2012年12月15日 星期六

Psychoanalysis and Hysteria

After sketching some of  the core concepts connected with psychoanalysis, I think it is time for us to have a look at the way it understands and conceptualizes the construct of mental illnesses or what is called abnormality.

Perhaps we can start with the case history of one of Joseph Breuer's patients, Anna O, which is classical case in the field and has been used widely in the field as a part of professional training to illustrate some conceptual ideas and constructs of psychoanalysis.

Anna O was a highly intelligent young woman.  In the course of  a two-year illness starting in 1880, she had developed numerous physical and mental disturbances and they are outlined as follows:
-  paralysis of the right arm and leg
-  blurred vision
-  nausea
-  inability to drink any liquid
-  inability to speak and comprehend her own mother tongue
-  altered state of consciousness
-  personality change
-  forgetting of events that took place during that period of illness

Anna O received a diagnosis of hysteria at that time which referred to an illness in which there were physical symptoms but no physiological basis for the problem.  Though we seldom have this diagnosis nowadays, hysteria and conversion disorder, which has been included in DSMs, are comparable in nature. 

According to DSM IV-TR (2000), individuals with this disorder have one or more symptoms or deficits affecting voluntary motor or sensory functions, such as impairment of eyesight, paralysis of limbs and inability to swallow as mentioned in the case of Anna O, that are judged to be temporally associated with psychological factors such as stress or psychological conflict originating in traumatic experiences rather than physiological deficits or any other medical condition.

To me, it is like the expression of psychological pain through physical symptoms due to its inability to release or discharge its distress (psychic energy) through appropriate means due to some reasons like repression of unacceptable and excessively painful materials.  Since there is an innate tendency for us to strike an equilibrium, the excess energy finds its own ways out and other physical symptoms or other disturbances are then formed.

The case of Anna O suggested that her symptoms were in association with the illness and the death of her father what posed a dramatic psychological impact on her.  Her emotions were blocked and repressed from the conscious mind at that time as they were too painful and hence the energy inside found its own way to seek discharge so as to reduce the tension arised.  However, during the talk therapy designed and conducted by Freud, through recollecting the relevant events, memories and emotions she had restrained, in other words, through bringing the repressed materials from the unconscious to the conscious, she were freed from the disabling symptoms.

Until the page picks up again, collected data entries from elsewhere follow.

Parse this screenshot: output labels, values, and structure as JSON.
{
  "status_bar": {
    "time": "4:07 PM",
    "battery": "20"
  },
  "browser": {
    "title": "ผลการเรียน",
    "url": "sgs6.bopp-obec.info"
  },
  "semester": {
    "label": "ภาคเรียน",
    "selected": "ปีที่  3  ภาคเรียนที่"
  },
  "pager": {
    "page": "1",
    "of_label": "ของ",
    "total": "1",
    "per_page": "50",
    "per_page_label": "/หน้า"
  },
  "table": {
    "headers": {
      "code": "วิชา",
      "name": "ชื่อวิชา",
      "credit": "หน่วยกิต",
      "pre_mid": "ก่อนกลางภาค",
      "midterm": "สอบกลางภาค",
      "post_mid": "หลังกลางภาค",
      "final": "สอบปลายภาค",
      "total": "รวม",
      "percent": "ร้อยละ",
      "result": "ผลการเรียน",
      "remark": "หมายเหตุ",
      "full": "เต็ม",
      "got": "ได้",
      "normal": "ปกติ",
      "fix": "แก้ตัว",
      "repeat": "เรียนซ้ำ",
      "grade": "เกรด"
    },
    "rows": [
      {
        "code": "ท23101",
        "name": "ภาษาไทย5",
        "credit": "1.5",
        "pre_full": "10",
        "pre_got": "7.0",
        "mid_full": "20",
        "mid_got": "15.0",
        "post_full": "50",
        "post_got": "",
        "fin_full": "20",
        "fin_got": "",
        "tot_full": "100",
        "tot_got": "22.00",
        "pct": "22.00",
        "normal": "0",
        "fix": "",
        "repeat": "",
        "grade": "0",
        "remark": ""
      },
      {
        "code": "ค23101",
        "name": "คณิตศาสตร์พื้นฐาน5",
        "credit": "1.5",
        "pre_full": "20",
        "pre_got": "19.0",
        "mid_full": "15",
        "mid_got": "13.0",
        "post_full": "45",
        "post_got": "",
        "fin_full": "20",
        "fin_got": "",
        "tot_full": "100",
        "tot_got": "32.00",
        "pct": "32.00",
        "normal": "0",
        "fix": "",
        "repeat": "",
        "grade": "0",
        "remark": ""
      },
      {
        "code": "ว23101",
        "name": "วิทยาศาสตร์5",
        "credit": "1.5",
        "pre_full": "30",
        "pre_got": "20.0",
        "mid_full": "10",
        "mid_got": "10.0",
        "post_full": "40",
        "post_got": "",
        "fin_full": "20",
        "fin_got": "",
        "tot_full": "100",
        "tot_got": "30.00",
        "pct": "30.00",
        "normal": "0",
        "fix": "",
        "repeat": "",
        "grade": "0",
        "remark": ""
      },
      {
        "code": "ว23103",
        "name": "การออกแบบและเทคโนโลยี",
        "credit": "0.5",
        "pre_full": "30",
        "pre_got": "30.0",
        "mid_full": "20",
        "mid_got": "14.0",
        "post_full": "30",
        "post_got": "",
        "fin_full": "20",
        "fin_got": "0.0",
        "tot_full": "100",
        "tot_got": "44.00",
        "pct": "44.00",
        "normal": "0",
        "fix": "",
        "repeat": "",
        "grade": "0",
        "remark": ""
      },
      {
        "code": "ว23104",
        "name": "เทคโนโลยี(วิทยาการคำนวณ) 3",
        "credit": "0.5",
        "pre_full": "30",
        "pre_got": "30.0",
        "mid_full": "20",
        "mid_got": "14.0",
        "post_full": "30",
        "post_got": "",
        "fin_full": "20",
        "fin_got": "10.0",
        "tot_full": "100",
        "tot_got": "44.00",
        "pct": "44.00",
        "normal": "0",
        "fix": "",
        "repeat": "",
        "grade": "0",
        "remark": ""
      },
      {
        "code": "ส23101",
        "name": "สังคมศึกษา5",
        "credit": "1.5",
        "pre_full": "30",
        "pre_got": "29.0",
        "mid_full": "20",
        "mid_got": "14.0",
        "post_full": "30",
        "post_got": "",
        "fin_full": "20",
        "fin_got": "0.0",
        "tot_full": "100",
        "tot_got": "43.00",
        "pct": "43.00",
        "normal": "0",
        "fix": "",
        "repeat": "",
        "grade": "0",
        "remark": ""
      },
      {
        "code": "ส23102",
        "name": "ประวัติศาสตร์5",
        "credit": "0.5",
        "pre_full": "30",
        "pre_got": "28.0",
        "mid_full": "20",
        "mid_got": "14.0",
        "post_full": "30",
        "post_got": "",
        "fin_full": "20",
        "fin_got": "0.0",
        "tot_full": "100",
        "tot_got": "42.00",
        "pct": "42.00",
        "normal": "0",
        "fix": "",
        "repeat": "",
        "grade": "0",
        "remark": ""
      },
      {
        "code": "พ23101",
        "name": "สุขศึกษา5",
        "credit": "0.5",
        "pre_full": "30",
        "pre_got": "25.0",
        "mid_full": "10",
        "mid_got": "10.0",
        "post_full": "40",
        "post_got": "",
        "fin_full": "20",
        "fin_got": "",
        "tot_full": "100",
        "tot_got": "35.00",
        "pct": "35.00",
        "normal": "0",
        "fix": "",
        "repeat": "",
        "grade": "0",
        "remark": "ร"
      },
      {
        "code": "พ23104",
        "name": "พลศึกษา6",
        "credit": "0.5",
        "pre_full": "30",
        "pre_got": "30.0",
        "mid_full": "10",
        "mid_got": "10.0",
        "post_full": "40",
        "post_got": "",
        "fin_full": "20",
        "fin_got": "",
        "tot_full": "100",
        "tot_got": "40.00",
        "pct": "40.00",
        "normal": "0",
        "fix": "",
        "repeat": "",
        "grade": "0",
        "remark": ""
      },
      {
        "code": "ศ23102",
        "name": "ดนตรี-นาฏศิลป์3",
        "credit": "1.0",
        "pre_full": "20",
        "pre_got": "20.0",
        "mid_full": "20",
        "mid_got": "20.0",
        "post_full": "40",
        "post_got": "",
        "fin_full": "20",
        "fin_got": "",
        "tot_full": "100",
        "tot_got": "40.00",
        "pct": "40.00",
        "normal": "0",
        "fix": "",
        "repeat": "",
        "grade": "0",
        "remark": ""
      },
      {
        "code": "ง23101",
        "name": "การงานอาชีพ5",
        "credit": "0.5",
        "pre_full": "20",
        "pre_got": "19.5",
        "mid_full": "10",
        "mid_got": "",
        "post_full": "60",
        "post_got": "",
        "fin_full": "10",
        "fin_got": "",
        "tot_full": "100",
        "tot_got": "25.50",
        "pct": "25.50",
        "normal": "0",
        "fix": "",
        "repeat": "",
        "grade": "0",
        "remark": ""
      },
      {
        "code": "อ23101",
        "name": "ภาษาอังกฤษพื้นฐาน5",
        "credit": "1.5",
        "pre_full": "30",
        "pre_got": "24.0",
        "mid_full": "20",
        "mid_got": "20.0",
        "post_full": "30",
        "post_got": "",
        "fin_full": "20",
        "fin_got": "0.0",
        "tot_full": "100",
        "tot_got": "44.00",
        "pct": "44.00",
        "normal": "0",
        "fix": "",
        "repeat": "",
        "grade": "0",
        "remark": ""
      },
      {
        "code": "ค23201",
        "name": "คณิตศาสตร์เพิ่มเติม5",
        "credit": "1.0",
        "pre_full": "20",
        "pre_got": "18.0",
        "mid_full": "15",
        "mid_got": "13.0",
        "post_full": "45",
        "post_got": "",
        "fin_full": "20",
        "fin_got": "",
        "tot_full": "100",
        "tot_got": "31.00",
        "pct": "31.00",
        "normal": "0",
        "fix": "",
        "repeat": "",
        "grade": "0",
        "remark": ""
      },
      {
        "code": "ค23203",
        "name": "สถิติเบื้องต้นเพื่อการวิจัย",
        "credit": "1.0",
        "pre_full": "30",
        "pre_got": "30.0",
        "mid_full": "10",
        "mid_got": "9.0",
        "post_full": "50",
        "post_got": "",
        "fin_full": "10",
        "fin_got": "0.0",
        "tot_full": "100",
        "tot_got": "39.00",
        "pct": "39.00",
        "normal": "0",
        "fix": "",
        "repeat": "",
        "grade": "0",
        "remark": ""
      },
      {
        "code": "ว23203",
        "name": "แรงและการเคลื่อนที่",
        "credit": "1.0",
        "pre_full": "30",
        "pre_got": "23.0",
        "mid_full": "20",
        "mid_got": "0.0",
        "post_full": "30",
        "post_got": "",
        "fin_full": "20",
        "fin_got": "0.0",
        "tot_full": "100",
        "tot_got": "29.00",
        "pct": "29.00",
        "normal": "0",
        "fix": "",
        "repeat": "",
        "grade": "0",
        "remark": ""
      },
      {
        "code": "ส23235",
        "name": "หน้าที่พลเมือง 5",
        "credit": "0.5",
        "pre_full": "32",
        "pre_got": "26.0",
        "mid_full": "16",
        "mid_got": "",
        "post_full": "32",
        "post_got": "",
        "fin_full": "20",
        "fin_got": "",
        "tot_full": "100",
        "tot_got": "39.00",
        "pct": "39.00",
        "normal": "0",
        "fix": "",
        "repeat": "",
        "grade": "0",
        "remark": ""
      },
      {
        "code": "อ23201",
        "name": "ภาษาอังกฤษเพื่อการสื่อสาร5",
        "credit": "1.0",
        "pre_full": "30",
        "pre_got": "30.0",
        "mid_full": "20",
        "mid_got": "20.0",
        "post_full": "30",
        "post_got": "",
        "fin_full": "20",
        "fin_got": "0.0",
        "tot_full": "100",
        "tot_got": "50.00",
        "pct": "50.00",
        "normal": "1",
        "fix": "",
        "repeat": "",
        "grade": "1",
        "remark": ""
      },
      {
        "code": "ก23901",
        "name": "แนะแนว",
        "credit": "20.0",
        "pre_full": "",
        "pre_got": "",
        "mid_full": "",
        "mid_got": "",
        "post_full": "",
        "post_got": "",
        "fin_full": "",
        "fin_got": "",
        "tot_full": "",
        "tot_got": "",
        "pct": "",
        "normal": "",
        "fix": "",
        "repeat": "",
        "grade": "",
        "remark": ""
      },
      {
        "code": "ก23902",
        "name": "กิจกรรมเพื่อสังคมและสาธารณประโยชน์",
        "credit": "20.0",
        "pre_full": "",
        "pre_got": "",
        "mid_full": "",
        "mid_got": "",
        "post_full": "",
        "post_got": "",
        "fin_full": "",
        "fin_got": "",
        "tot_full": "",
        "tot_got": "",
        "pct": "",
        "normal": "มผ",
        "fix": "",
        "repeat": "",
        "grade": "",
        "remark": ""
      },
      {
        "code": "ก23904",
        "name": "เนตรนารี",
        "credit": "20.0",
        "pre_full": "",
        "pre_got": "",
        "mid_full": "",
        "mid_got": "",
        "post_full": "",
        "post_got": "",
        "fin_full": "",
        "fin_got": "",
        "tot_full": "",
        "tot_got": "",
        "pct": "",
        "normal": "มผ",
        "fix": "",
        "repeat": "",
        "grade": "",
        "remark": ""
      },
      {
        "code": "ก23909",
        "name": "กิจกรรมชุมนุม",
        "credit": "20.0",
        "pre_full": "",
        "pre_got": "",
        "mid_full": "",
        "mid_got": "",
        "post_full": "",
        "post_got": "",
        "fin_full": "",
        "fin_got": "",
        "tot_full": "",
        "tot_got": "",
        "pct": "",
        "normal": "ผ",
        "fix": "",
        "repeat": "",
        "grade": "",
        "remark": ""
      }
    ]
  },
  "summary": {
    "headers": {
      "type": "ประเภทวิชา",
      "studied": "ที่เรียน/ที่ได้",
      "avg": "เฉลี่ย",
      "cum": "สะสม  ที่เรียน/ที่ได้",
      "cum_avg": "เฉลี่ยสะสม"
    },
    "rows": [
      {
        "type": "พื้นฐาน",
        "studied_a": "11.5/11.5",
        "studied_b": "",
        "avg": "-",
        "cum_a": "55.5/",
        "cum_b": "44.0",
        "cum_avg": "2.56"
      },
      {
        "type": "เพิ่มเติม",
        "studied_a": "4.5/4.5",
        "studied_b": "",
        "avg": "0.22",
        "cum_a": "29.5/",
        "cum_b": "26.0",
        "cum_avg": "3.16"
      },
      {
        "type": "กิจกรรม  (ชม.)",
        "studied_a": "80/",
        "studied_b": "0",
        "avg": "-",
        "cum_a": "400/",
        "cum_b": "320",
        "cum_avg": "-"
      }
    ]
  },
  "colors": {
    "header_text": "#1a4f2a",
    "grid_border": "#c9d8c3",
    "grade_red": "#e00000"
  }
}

It sounds magical and unbelievable, yet it could be explained in terms of psychoanalysis.

It was asserted that at the time of the original traumatic event, the patient had to hold back (repress) a strong emotion due to the reasons we talked about previously.  This may also be due to the circumstances that surrounded the event.  Nonetheless, the fact was that the patient was unable to express the emotion in a normal way through thought or word.  The emotion, which was a strong form of psychic energy resulted from intra-psychic conflicts, prevented from discharging normally, had found another outlet and was expressing itself through a neurotic symptom.  Once the emotion was recollected and allowed to release properly, the symptom disappeared.

Hysteria, in this sense, it closely connected with repression, conflict and psychic energy flow.  Perhaps this could also cast some light on our understanding of the formation and development of mental illnesses.




References 

American Psychiatric Association, & American Psychiatric Association. (2000). Diagnostic and statistical manual of mental disorders : DSM-IV-TR (4th , text revision ed.). Washington, DC: American Psychiatric Association.
Engler, B. (2009). Personality theories :An introduction (8th ed.). Belmont, CA:Wadsworth/Cengage Learning. 
Freud, S. (1910).  Five lectures on psychoanalysis. SE (vol.11).